Just hold a giant paint-ball tournament for different specialities and have done with it. Last ones standing get their pick of the posts, first ones out get sent to wherever.

Regards - Shinga

 
At 02:52, Blogger The Angry Medic said...

Brilliantly put, Dr K. Absolutely brilliant. As usual, you distill the whole affair into a simple analogy.

(I, on the other hand, said basically the same thing, except I took up about half my front page and used wayyy more colourful language, for which I'll prolly get kicked out of med school, but ah well. Live for the moment eh?)
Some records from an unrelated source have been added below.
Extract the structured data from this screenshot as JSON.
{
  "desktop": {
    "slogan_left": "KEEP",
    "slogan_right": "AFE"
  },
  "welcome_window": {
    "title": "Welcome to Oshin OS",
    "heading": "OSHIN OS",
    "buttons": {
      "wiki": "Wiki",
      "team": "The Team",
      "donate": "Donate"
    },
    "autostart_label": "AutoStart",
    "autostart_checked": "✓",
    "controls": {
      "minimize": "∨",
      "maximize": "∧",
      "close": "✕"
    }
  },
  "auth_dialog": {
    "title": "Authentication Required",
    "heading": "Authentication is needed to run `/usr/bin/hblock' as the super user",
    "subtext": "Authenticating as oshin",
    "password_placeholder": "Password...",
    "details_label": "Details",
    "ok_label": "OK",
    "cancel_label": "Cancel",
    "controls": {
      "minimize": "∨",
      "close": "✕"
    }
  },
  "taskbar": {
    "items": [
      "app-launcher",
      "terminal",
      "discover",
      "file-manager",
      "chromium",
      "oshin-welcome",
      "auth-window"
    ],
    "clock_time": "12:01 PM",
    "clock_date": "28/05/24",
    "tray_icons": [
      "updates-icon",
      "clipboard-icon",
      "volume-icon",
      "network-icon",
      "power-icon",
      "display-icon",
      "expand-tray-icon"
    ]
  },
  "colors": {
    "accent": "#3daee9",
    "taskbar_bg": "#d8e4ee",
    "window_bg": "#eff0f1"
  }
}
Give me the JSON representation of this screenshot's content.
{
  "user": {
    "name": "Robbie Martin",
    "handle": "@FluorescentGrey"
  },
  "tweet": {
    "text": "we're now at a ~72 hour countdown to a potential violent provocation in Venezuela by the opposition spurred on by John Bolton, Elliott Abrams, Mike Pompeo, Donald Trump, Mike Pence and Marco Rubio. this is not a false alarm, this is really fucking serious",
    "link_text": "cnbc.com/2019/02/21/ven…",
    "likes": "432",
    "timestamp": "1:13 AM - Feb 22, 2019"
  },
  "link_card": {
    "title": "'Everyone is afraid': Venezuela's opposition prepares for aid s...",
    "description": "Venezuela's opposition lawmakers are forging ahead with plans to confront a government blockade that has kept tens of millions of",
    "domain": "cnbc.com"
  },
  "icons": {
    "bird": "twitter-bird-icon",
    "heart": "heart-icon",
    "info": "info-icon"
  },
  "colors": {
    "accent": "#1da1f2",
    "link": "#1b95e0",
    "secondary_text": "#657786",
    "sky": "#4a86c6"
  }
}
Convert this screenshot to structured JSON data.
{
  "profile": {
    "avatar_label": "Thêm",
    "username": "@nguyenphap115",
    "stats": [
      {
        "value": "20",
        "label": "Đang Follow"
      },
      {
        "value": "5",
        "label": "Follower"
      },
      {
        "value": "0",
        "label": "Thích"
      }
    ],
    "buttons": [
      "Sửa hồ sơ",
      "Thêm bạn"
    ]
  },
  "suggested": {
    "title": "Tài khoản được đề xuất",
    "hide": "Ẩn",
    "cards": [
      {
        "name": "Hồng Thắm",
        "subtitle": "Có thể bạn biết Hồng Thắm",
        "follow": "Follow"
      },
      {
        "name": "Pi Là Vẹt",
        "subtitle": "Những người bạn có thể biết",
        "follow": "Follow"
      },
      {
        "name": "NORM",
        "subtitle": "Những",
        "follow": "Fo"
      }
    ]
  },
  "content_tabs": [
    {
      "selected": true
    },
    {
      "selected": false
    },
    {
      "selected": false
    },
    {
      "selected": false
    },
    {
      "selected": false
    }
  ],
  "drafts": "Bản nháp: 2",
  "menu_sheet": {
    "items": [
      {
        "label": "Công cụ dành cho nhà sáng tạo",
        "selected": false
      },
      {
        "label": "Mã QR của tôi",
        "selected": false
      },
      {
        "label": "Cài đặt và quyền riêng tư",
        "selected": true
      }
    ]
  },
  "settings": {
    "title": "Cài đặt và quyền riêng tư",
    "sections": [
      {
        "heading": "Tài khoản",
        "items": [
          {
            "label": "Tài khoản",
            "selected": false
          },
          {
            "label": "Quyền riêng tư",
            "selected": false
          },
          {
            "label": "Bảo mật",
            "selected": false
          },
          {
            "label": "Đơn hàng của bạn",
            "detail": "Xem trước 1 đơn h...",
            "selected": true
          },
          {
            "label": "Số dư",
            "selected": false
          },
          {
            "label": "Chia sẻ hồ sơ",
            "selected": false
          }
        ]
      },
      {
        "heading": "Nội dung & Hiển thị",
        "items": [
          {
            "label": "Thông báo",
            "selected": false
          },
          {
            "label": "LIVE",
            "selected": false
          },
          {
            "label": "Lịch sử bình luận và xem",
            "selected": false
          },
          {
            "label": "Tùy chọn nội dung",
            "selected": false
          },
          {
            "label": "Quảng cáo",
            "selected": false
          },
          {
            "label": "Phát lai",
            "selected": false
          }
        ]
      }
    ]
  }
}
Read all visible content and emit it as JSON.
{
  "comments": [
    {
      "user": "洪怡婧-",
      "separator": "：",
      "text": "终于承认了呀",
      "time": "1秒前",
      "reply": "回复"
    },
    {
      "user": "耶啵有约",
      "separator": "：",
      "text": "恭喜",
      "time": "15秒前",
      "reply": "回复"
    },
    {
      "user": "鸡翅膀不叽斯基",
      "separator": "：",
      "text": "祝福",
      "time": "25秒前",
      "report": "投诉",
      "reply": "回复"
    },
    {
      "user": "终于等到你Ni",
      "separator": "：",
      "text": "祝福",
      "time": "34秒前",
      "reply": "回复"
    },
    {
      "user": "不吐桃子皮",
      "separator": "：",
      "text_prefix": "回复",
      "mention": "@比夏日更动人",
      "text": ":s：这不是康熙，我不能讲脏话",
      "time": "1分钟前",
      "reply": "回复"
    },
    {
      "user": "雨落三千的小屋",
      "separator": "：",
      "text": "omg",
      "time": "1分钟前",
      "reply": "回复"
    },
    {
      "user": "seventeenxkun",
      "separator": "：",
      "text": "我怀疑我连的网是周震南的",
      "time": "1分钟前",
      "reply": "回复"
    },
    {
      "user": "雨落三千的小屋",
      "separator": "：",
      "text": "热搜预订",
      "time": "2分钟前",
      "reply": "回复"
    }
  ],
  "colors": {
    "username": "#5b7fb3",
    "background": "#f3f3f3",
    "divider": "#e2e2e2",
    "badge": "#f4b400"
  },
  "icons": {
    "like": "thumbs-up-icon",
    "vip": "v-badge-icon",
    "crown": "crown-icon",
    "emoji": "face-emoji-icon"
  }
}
*gulps down liver-failure-inducing amounts of alcohol*

 
At 13:34, Blogger Dr K said...

Thanks for the comments guys!

Steady on with that alcohol, Angry, or you'll end up in your teaching hospital with all your classmates coming to look at your yellow eyeballs!

 
At 18:38, Blogger Phoenix said...

I believe it's quite hard work trying to alter one's liver function with the use of alcohol.

As PRHOs, several of my coleagues tested their LFTs before and after a huge bender (3 days of 20+ units per day) with no resultant change - some of their LFTs actually improved.

I was not involved, of course. I'm far too well behaved for that sort of tomfoolery ;)

I suspect one has to go on a bender every single day for several months or years in order for it to have an effect.